The New York bullpen has a 4.22 ERA on the season. Only four NL pens have higher marks. The bullpen’s 5.02 second-half ERA has hurt the club immensely, and its problems have only worsened in September.

In New York’s last 13 games, the bullpen has posted a 6.63 ERA and allowed opponents to bat a hefty .338. Leads have slipped away and close games have turned lopsided against the Mets.

On Sept. 14, the Mets took a 4-2 lead over Atlanta into the ninth, but relievers Luis Ayala and Pedro Feliciano combined to retire just one batter and cough up five runs in a heartbreaking loss at Shea Stadium.

Prior to that loss, the Mets had a 2.5-game lead over the Phillies in the NL East race. With that loss, though, the Mets kicked off a 5-8 tailspin.

New York went on the road the following day, and the bullpen couldn’t keep the team in a tight game with Washington. The Mets lost to the lowly Nationals, 7-2, and made it three straight defeats by falling to the Nationals again in the second game of the series.

With those three losses, the Mets’ grip on first place in the NL East slipped to a half-game. They lost three straight again a week ago to drop 2.5 games behind the Phillies. In the second of three in a row on Sunday, the pen allowed four eighth-inning runs and blew a late lead in another hard-to-digest defeat to Atlanta.

On Wednesday, with the Mets holding a one-game edge over Milwaukee in the wild-card chase, Cubs slugger Aramis Ramirez stroked a 10th-inning, two-run homer off Ayala, who gave up the final three runs in a 9-6 loss. Milwaukee beat Pittsburgh that night and pulled into a tie with New York.

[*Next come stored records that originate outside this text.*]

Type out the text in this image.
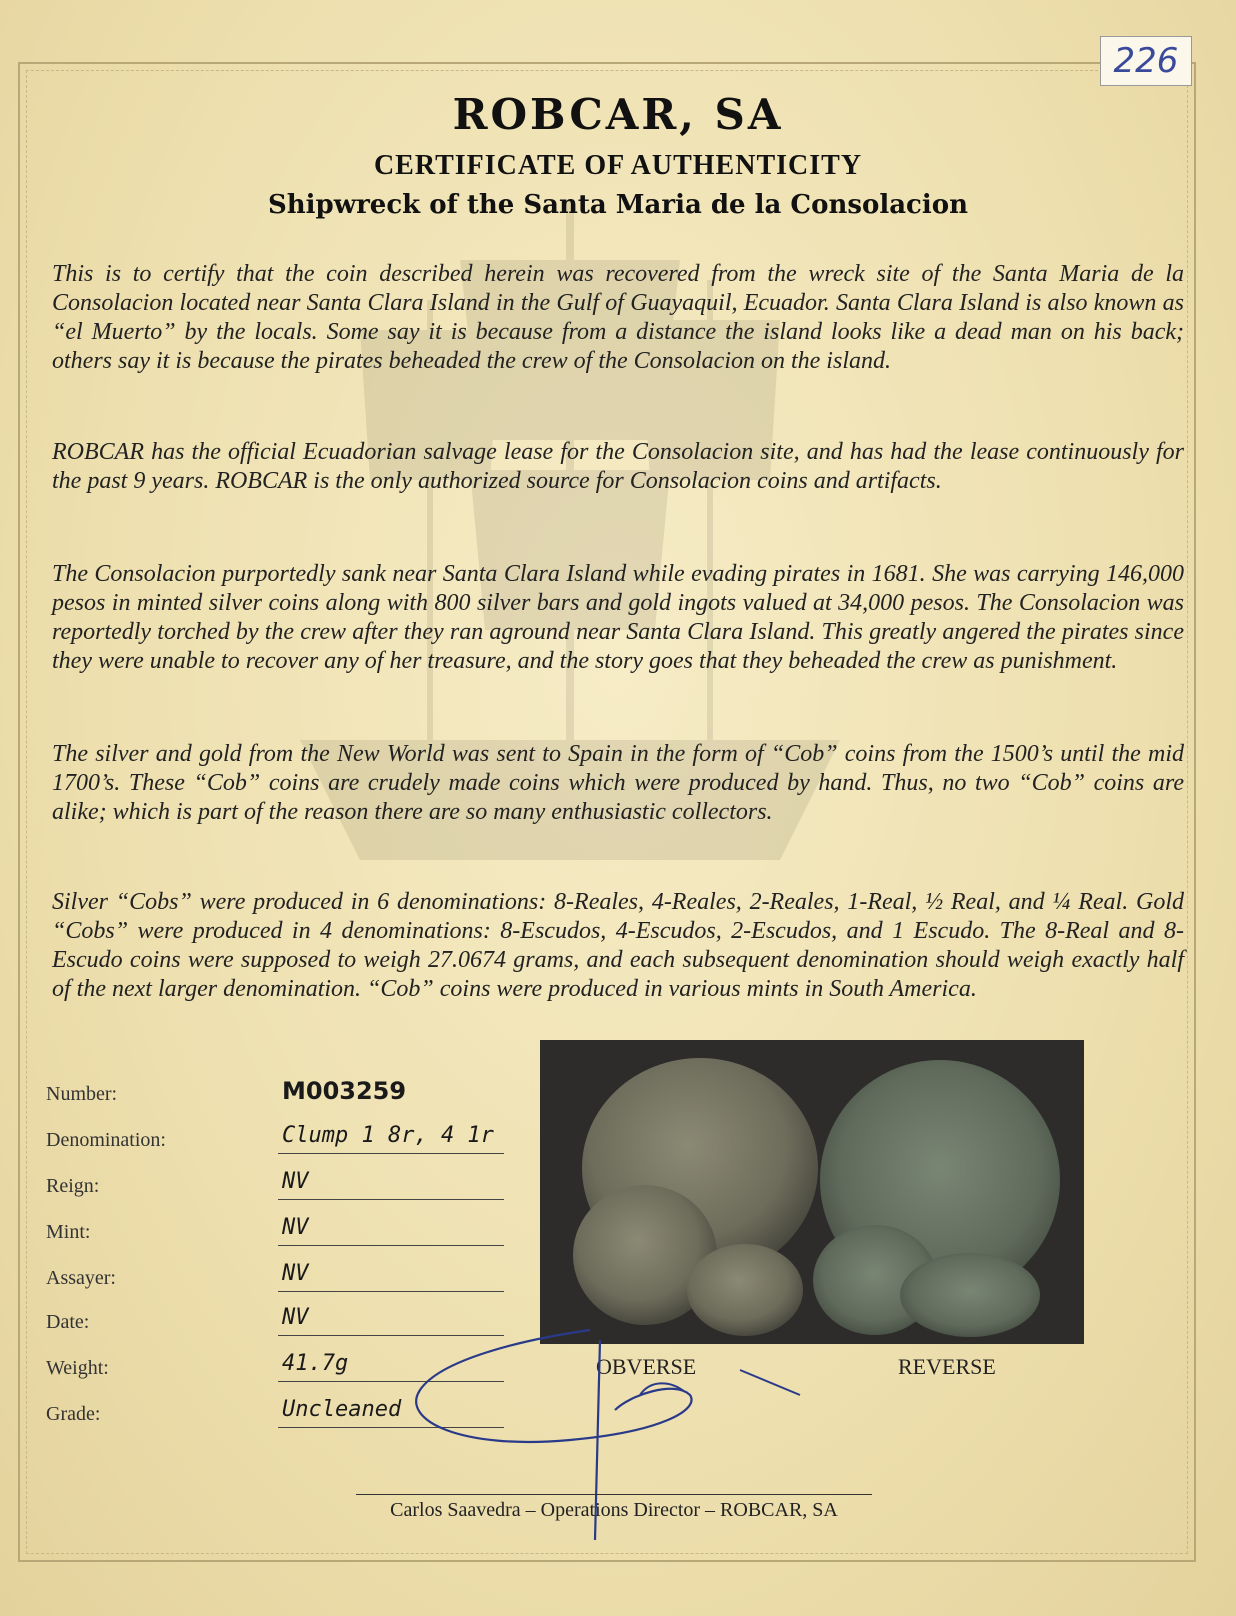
226
ROBCAR, SA
CERTIFICATE OF AUTHENTICITY
Shipwreck of the Santa Maria de la Consolacion

This is to certify that the coin described herein was recovered from the wreck site of the Santa Maria de la Consolacion located near Santa Clara Island in the Gulf of Guayaquil, Ecuador. Santa Clara Island is also known as “el Muerto” by the locals. Some say it is because from a distance the island looks like a dead man on his back; others say it is because the pirates beheaded the crew of the Consolacion on the island.

ROBCAR has the official Ecuadorian salvage lease for the Consolacion site, and has had the lease continuously for the past 9 years. ROBCAR is the only authorized source for Consolacion coins and artifacts.

The Consolacion purportedly sank near Santa Clara Island while evading pirates in 1681. She was carrying 146,000 pesos in minted silver coins along with 800 silver bars and gold ingots valued at 34,000 pesos. The Consolacion was reportedly torched by the crew after they ran aground near Santa Clara Island. This greatly angered the pirates since they were unable to recover any of her treasure, and the story goes that they beheaded the crew as punishment.

The silver and gold from the New World was sent to Spain in the form of “Cob” coins from the 1500’s until the mid 1700’s. These “Cob” coins are crudely made coins which were produced by hand. Thus, no two “Cob” coins are alike; which is part of the reason there are so many enthusiastic collectors.

Silver “Cobs” were produced in 6 denominations: 8-Reales, 4-Reales, 2-Reales, 1-Real, ½ Real, and ¼ Real. Gold “Cobs” were produced in 4 denominations: 8-Escudos, 4-Escudos, 2-Escudos, and 1 Escudo. The 8-Real and 8-Escudo coins were supposed to weigh 27.0674 grams, and each subsequent denomination should weigh exactly half of the next larger denomination. “Cob” coins were produced in various mints in South America.

Number:	M003259
Denomination:	Clump 1 8r, 4 1r
Reign:	NV
Mint:	NV
Assayer:	NV
Date:	NV
Weight:	41.7g
Grade:	Uncleaned
OBVERSE	REVERSE
Carlos Saavedra – Operations Director – ROBCAR, SA
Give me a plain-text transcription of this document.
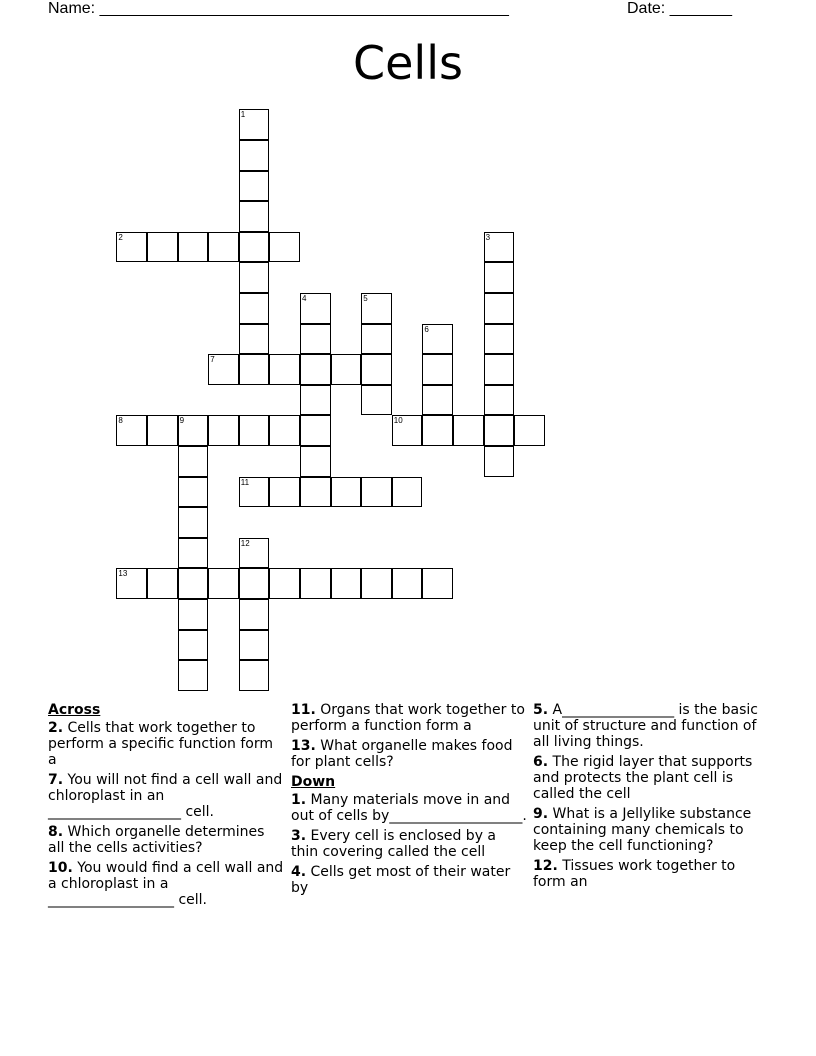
Name: ______________________________________________	Date: _______
Cells
1
2	3
4	5
6
7
8	9	10
11
12
13
Across
2. Cells that work together to perform a specific function form a
7. You will not find a cell wall and chloroplast in an ___________________ cell.
8. Which organelle determines all the cells activities?
10. You would find a cell wall and a chloroplast in a __________________ cell.
11. Organs that work together to perform a function form a
13. What organelle makes food for plant cells?
Down
1. Many materials move in and out of cells by___________________.
3. Every cell is enclosed by a thin covering called the cell
4. Cells get most of their water by
5. A________________ is the basic unit of structure and function of all living things.
6. The rigid layer that supports and protects the plant cell is called the cell
9. What is a Jellylike substance containing many chemicals to keep the cell functioning?
12. Tissues work together to form an
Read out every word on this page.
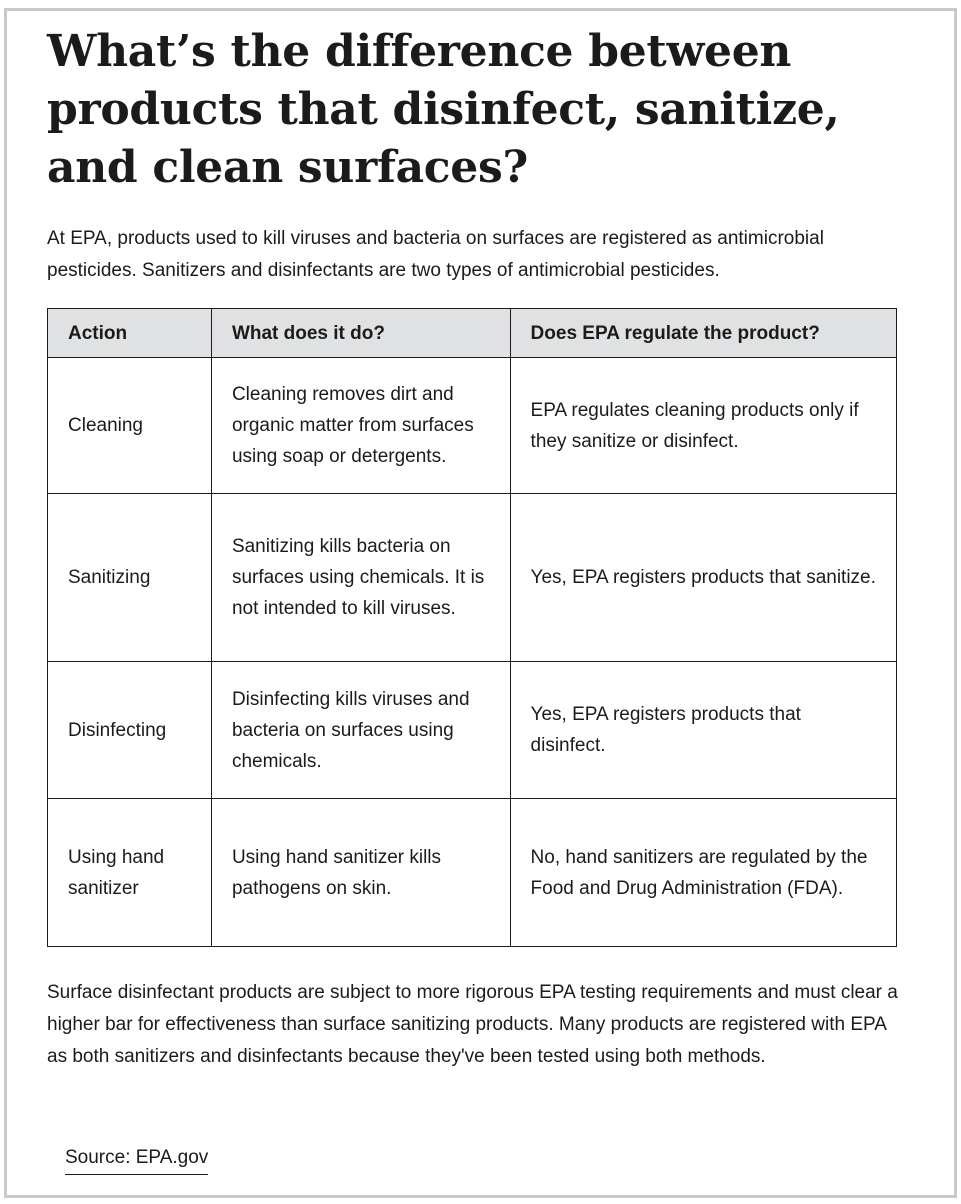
What’s the difference between products that disinfect, sanitize, and clean surfaces?

At EPA, products used to kill viruses and bacteria on surfaces are registered as antimicrobial pesticides. Sanitizers and disinfectants are two types of antimicrobial pesticides.

Action	What does it do?	Does EPA regulate the product?
Cleaning	Cleaning removes dirt and organic matter from surfaces using soap or detergents.	EPA regulates cleaning products only if they sanitize or disinfect.
Sanitizing	Sanitizing kills bacteria on surfaces using chemicals. It is not intended to kill viruses.	Yes, EPA registers products that sanitize.
Disinfecting	Disinfecting kills viruses and bacteria on surfaces using chemicals.	Yes, EPA registers products that disinfect.
Using hand sanitizer	Using hand sanitizer kills pathogens on skin.	No, hand sanitizers are regulated by the Food and Drug Administration (FDA).

Surface disinfectant products are subject to more rigorous EPA testing requirements and must clear a higher bar for effectiveness than surface sanitizing products. Many products are registered with EPA as both sanitizers and disinfectants because they've been tested using both methods.

Source: EPA.gov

The Mets might have been rejuvenated when they pulled the late-comeback trick on the Cubs in the series finale Thursday. They trailed 6-3, but scored once in the seventh inning, twice in the eighth to tie the game, and won it in the last of the ninth on an RBI single by Carlos Beltran.

Any momentum, or whatever intangible that might be sparked by an all-important comeback victory, didn’t reach the Mets. On Friday night, they scored a single run and dropped the opener of their season-ending series with Florida, 6-1. With both the Phillies and Brewers pulling out wins Friday, the Mets fell two games back of the East-leading Phils and a game behind the Brewers in the wild-card standings.

It’s déjà vu all over again, as it was the Marlins who knocked the Mets out of the NL East race in 2007. Playing at home, New York lost two of three games to Florida in its final series of the season, including a defeat in the finale that gave Philadelphia the NL East title.

With so much on the line, the Mets will call on Johan Santana to pitch Saturday’s matchup on three days’ rest. The southpaw is 7-0 with a 2.00 ERA in his last 13 starts, and he’s 4-0 (2.49) lifetime against the Marlins.

On the other hand, Santana’s worked on three days’ rest only once as a major leaguer, when he faced the Yankees twice in the 2004 playoffs. This time, Santana goes on short rest after throwing a career-high 125 pitches in a 6-2 victory over the Cubs Tuesday. In the 2004 Division Series, he went just five innings after just three days off, following a 93-pitch effort in the first of his two starts.

That means Saturday’s game may come down to the bullpen. The same is true Sunday, when Oliver Perez is scheduled to pitch on three days’ rest. So, it’s the pen that may keep the Mets on the sidelines when October baseball begins. Or it could be critical to a miracle finish this weekend.

The Mets will need some help from the Nationals and Cubs, the teams playing the Phillies and Brewers, but the importance of the bullpen can’t be overstated. It's undoubtedly a key to the Mets’ chances of claiming a postseason berth in the next 48 hours.